Assets may also be transferred by an assignment from the beneficiary to another person under Reg. 1.401(a)-13(e) but the beneficiary will be taxed on the receipt of the benefits under the assignment of interest rule.

FYI: The purpose of disclaiming assets is to keep property out of the estate of persons who do not need the funds so as to avoid estate tax and income tax by transferring the assets at least two generation removef from the deceased. For example father dies leaving his 200k IRA to his son the hedge fund trader in the 35% bracket. Son disclaims and the property is transferred to the grand daughter as contingent beneficiary who is in the 15% bracket. The 200k is never included in sons estate and is not taxed as a gift to his daughter.

Posted

mjb:

You just brought up another very good point, which is that the disclaimer apparently must satisfy both the rules in the IRC to be effective for federal tax purposes, but must also satisfy the state law rules to be effective for purposes of the income tax laws of the state in which the taxpayer resides (assuming that state imposes an income tax).

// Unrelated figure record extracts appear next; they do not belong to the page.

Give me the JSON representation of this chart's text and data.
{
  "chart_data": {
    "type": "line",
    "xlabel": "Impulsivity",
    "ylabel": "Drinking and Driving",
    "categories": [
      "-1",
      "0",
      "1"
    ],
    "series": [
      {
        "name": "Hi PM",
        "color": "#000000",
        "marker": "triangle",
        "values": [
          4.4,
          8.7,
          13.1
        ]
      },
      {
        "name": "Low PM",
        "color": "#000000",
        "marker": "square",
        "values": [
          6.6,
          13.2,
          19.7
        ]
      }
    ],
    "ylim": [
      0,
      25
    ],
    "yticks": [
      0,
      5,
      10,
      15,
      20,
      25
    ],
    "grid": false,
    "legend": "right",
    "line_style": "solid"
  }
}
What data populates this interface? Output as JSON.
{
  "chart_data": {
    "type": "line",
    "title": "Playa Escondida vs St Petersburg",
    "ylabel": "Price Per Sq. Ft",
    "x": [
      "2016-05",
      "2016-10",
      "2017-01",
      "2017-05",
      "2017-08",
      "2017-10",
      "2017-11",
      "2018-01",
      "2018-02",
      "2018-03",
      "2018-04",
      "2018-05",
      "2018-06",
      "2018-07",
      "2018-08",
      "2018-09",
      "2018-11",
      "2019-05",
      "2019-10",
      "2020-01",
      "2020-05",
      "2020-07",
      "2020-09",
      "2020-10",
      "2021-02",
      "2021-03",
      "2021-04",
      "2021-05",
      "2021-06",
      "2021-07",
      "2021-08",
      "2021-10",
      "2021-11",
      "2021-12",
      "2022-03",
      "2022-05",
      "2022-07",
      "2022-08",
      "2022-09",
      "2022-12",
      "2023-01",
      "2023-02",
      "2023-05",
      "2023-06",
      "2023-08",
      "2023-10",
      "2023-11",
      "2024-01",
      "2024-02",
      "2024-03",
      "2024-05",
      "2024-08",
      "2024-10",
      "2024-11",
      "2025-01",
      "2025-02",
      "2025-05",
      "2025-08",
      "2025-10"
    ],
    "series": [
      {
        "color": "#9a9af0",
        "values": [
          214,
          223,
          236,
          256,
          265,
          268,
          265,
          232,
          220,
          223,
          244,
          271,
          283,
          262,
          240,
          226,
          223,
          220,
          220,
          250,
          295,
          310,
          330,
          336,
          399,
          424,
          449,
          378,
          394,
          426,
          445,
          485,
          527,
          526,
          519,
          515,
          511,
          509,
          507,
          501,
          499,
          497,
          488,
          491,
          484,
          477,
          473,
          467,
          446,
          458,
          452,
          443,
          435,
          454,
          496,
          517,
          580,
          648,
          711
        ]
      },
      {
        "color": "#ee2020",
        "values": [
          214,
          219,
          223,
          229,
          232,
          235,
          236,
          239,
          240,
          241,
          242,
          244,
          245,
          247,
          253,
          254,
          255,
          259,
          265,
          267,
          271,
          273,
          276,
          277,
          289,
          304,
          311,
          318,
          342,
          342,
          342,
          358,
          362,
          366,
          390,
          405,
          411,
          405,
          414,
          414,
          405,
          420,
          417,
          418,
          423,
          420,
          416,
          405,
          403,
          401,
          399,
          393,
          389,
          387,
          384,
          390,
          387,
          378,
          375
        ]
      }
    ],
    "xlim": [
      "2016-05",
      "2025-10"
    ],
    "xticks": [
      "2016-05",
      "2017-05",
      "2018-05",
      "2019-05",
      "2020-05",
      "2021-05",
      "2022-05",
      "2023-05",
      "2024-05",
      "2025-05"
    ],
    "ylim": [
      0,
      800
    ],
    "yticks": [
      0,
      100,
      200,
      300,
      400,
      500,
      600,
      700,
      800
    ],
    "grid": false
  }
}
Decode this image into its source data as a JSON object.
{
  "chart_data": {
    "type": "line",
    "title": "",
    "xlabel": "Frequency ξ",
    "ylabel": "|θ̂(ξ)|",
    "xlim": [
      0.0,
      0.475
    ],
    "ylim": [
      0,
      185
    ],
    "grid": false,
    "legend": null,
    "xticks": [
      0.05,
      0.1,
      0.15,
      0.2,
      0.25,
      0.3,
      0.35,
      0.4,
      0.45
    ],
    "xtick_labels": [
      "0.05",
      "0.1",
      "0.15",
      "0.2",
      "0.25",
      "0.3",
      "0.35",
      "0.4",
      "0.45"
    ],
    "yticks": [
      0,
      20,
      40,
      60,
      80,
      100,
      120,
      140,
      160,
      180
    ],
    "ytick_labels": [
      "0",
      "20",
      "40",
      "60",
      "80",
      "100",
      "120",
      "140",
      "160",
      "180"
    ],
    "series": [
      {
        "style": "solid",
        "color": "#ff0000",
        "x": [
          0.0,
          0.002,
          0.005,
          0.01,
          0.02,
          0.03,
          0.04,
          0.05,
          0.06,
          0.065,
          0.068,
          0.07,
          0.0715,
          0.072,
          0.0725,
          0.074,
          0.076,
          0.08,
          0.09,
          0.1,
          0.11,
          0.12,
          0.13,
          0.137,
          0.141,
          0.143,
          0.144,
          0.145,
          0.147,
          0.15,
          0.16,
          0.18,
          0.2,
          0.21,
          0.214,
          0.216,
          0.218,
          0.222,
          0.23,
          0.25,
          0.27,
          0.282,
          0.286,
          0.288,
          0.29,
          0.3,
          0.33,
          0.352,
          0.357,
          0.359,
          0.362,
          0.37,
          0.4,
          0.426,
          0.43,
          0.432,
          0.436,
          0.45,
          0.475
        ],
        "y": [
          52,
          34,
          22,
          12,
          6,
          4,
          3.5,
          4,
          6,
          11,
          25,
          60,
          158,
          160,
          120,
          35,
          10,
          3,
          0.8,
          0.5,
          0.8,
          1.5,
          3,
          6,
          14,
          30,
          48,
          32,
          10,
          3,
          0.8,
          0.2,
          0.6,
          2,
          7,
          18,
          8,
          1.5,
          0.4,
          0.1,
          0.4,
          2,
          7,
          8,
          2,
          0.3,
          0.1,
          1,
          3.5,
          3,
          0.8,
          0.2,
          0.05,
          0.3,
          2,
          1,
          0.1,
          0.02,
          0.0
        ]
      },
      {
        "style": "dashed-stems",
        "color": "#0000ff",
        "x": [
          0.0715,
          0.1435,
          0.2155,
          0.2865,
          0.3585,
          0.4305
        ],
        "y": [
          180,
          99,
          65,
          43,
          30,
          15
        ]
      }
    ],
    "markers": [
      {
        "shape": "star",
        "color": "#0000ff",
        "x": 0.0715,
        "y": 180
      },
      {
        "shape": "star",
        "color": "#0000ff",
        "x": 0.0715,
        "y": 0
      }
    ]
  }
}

This message thread has been very illuminating for me.

Kirk Maldonado

  • 11 years later...
Posted

Any new insight regarding a qualified disclaimer of benefits for the designated beneficiary?

The beneficiary submitted a disclaimer but the plan document does not have any language regarding disclaimers.

Does the plan document need state specifically that disclaimers are allowed?

Posted

Subject to a reading and understanding of all the plan terms, it would be reasonable to interpret the plan to allow a disclaimer.  I venture that few plan administrators are both capable and familiar enough with plan terms to make a solid determination.  I also doubt that it is a high risk proposition.